La De Tomaso Pantera viene lanciata nel 1970 grazie alla volontà congiunta di Alejandro De Tomaso, che deve rimpiazzare la bellissima ma obsoleta Mangusta, e di Ford, che supporta il produttore italo-argentino e che vuole cavalcare l’onda mediatica dei successi della GT40 per contrastare il successo domestico della Corvette.
Progettata da Giampaolo Dallara, disegnata da Tom Tjaarda e assemblata negli stabilimenti della carrozzeria Vignale la Pantera, grintosa e affilata coupé a due posti con motore centrale, viene consegnata a partire dalla primavera del 1971. In America è venduta direttamente da Ford attraverso la rete Mercury.
Rispetto alla vecchia Mangusta, De Tomaso e Ford prevedono volumi di produzione ben maggiori, e optano quindi per una carrozzeria monoscocca abbinata al V8 Ford Cleveland 351 da oltre 5,7 litri per 330cv scaricati sull’asse posteriore. Completano il quadro i freni a disco autoventilati, il cambio manuale ZF a 5 marce e il differenziale autobloccante.
Nell’agosto del 1972 debutta la Pantera L, con un allestimento migliorato e paraurti maggiorati neri, che in parte sporcano la purezza del bellissimo design iniziale, seguita nel ’73 dalla Pantera GTS, riconoscibile dalla vistosa carrozzeria con livrea bicolore e parafanghi allargati.
Le vendite della Pantera partono bene, nonostante una qualità dell’assemblaggio non proprio sensazionale dovuto alla produzione poco più che artigianale. A guastare i piani commerciali della berlinetta ci pensano la crisi petrolifera del 1973 e le nuove norme Usa in materia di sicurezza ed emissioni, che portano nel giro di qualche mese all’abbandono dell’avventura da parte di Ford.
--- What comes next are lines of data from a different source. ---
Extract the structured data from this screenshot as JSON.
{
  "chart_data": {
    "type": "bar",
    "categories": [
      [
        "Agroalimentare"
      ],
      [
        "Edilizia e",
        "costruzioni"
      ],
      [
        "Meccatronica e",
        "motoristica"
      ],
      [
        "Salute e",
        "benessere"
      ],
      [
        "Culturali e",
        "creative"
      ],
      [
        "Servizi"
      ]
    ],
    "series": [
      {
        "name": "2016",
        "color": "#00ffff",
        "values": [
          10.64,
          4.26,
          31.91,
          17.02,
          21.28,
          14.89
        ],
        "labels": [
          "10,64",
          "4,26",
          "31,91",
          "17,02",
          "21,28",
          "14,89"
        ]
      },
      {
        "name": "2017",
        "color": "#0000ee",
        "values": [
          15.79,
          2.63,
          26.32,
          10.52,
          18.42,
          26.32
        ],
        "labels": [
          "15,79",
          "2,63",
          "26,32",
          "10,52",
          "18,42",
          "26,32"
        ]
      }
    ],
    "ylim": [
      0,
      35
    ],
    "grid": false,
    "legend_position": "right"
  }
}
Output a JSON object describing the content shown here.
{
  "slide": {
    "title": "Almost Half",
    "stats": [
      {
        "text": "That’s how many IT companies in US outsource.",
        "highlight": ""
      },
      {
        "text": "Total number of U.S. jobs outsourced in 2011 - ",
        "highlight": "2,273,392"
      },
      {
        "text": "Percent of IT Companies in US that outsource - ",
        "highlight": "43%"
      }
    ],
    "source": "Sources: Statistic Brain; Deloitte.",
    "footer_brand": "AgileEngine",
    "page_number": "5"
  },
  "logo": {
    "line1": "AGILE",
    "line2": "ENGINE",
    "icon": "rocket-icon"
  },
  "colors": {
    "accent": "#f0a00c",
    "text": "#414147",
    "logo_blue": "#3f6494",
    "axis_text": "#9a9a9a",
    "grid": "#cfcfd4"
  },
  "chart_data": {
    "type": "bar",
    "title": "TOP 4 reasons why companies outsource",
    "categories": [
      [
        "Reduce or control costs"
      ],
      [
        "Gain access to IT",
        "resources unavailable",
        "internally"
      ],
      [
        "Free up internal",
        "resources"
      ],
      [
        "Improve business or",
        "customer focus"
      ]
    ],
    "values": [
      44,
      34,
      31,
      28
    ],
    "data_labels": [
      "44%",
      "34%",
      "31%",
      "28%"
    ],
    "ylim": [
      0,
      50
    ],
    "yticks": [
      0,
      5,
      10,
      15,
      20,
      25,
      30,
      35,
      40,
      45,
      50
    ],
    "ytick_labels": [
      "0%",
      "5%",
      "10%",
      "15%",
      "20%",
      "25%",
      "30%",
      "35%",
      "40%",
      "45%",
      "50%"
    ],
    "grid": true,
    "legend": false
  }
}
De Tomaso insiste invece nel credere al futuro della vettura e incarica Tjaarda di ristilizzarla nuovamente; il designer lavora così a quella che, al salone dell’automobile di Los Angeles del 1974, viene presentata come Pantera II. Ma i piani per lo sviluppo della nuova vettura abortiscono rapidamente.
Ma De Tomaso non aveva fatto i conti sugli effetti della perdita del supporto di Ford che, oltre a fornire i motori e a curare le vendite oltreoceano, all’epoca è proprietaria dell’ex stabilimento Vignale, in cui si producono le carrozzerie della Pantera, e di Ghia, consulente per lo stile e la progettazione.
Tutto ciò porta ad un’impennata dei costi e di conseguenza del prezzo di listino della Pantera, i cui numeri di produzione passano da 40 esemplari a settimana a 1 o 2, e questo nonostante i successi sportivi della macchina, che colleziona diverse vittorie in pista grazie alla facilità e all’economia di elaborazione rispetto alla più blasonata concorrenza europea tra le sportive a motore centrale.
Ma l’argentino non demorde e, dopo un affinamento costante portato avanti per tutti gli anni 70, nel 1980 il telaio della Pantera viene completamente rivisto. Nasce la nuova versione GT5, seguita nel 1984 dalla GT5-S, entrambe caratterizzate da vistosi allargamenti, alettoni e appendici aerodinamiche che fanno il verso alle versioni che ancora mietono successi sui campi di gara.
Pur senza particolari guizzi a livello meccanico, la sportiva emiliana riesce così a tirare avanti fino al 1990, totalizzando 7258 esemplari e portandoci quest’anno a celebrare i cinquant’anni dal lancio e i trenta dall’uscita di produzione. Seguiranno 41 esemplari di una nuova Pantera “Si”, detta anche Pantera “90”, ristilizzata addirittura da Marcello Gandini, ma rappresentano oggi poco più di una curiosità per appassionati del modello.